Он чувствовал в себе удивительную уверенность, ощущая бурлящую, цепкую жилистую силу. Поругивался шепотком, но не от злости или обиды, а просто так, от какого-то неудержимого и непонятного чувства. И вроде бы усталость пропала. И хромота — куда подевалась она!
Иван подошел к роднику. Зайдя по колено в воду, вымыл руки, затем лицо. Умывшись, подождал, пока осядет муть, наклонился, чтобы напиться, и увидел отражение тех, что остановились позади. Иван оглянулся. Два красноармейца, с винтовками наперевес, смотрели на Ивана. Третий развязывал мешок.
— Что там, Миронов?
— Посмотрите-ка, товарищ командир!
— Деньги!
— Здоро́во, ребята! — обрадованно сказал Иван.
— Ух тип! Н-да!.. Рвач! Хапуга! А ну, р-руки!.. Кто такой? Откуда?
— Да вы что, братцы? Своих не узнаёте?
— Тихо! Гусь! Кто это тебе выдал?
— Отведите подальше, Миронов.
— Что вы, ребята! Ядрена Феня! Мужики! Да вы что это? Ах вы гады! Меня, Реброва? Да вы что это, рехнулись?
— Подождите, Миронов. Кто такой?
— Кто я? Ребров. Реброва не знаешь?
«Пронесло! — радостно подумал Иван. — А то сейчас бы продырявили, а там разбирайся, доказывай».
— Ты сначала разберись, а то сразу — ведите! — укоризненно сказал он командиру. — Вон тут рядом немцы купаются.
— Где?
— Да вон… Едва удрал. — Иван первым направился к реке.
— Ладно, сейчас посмотрим. А ты не мешай, батя. — Командир что-то тихо сказал красноармейцам, и они, пригнувшись, побежали вперед.

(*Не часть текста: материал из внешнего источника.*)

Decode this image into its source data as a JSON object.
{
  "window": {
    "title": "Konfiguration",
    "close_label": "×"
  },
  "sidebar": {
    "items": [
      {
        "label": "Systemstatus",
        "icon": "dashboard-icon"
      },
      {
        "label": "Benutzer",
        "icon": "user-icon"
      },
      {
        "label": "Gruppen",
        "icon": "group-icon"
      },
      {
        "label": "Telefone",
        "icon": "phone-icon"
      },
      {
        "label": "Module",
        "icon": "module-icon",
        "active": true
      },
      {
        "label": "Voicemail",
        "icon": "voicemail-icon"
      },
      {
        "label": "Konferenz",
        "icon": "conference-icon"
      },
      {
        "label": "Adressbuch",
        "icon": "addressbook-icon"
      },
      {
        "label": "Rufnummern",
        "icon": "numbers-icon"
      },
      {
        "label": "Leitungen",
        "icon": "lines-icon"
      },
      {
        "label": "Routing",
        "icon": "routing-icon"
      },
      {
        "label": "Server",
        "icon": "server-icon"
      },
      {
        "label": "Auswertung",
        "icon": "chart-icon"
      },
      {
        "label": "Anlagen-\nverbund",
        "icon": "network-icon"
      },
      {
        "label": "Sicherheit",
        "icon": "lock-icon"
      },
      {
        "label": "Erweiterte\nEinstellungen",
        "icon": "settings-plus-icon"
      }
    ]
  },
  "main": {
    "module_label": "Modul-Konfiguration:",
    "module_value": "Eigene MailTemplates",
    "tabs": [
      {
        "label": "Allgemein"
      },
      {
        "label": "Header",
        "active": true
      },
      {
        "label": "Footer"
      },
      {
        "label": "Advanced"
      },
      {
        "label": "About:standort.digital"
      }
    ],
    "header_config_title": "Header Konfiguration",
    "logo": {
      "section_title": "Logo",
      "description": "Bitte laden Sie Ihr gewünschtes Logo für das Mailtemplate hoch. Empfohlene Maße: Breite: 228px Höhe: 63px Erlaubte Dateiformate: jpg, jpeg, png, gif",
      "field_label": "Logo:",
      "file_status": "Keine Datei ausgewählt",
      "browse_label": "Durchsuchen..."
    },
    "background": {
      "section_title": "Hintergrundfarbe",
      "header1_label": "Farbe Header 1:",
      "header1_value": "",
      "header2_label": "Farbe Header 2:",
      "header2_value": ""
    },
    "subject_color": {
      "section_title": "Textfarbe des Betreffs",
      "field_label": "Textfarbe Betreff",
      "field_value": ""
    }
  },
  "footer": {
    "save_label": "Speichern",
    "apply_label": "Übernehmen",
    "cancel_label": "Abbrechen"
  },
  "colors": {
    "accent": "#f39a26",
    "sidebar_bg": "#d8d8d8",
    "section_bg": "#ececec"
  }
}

Иван весь день и всю ночь шел к дому. Уже светало, когда он подошел к своей деревне. Был тот час, когда умолкает все. Не поют птицы, не возится в кустарнике ветерок, даже трепетные осины тихи, и деревья, будто подвытянувшись, привстав на цыпочки, приготовившись, что-то высматривают вдали и ждут — чутко и напряженно.
Иван остановился возле верб и долго вслушивался. В густом сиреневом сумраке не различить было отдельных деталей, все слилось воедино, и только крупно вырисовывались на фоне поблекшего неба крыши изб да кроны столетних дубов.
Из предосторожности Иван не пошел дорогой, а свернул на тропинку и, пробежав через огороды, вдоль поросшей бурьяном канавы, вышел к избе Василия. Подождав и еще раз послушав, Иван ударил тихонько в раму. В избе завозились, и по глухому покашливанию, по тяжелому редкому скрипу половиц Иван узнал Василия, который вышел в сени.
— Батя, — не дожидаясь, когда откроют, позвал Иван. — Батька. — Он торопливо шагнул в темные сени и уткнулся лицом Василию в плечо.
— Ты? Жив?
— Жив, — чуть не всхлипывая, ответил Иван.
— Целый?
— Цел. А вы как тут, батька, как мои?
— Живы. Все живы. Ну, проходи.
Они вошли в избу. Узнав Ивана, поднялась с кровати жена Василия.
— Ребров? — спросила тихо.
— Он самый!
— Вернулся! Ну, слава богу!
— А хрен мне будет! Что это вы вроде бы одетыми спите?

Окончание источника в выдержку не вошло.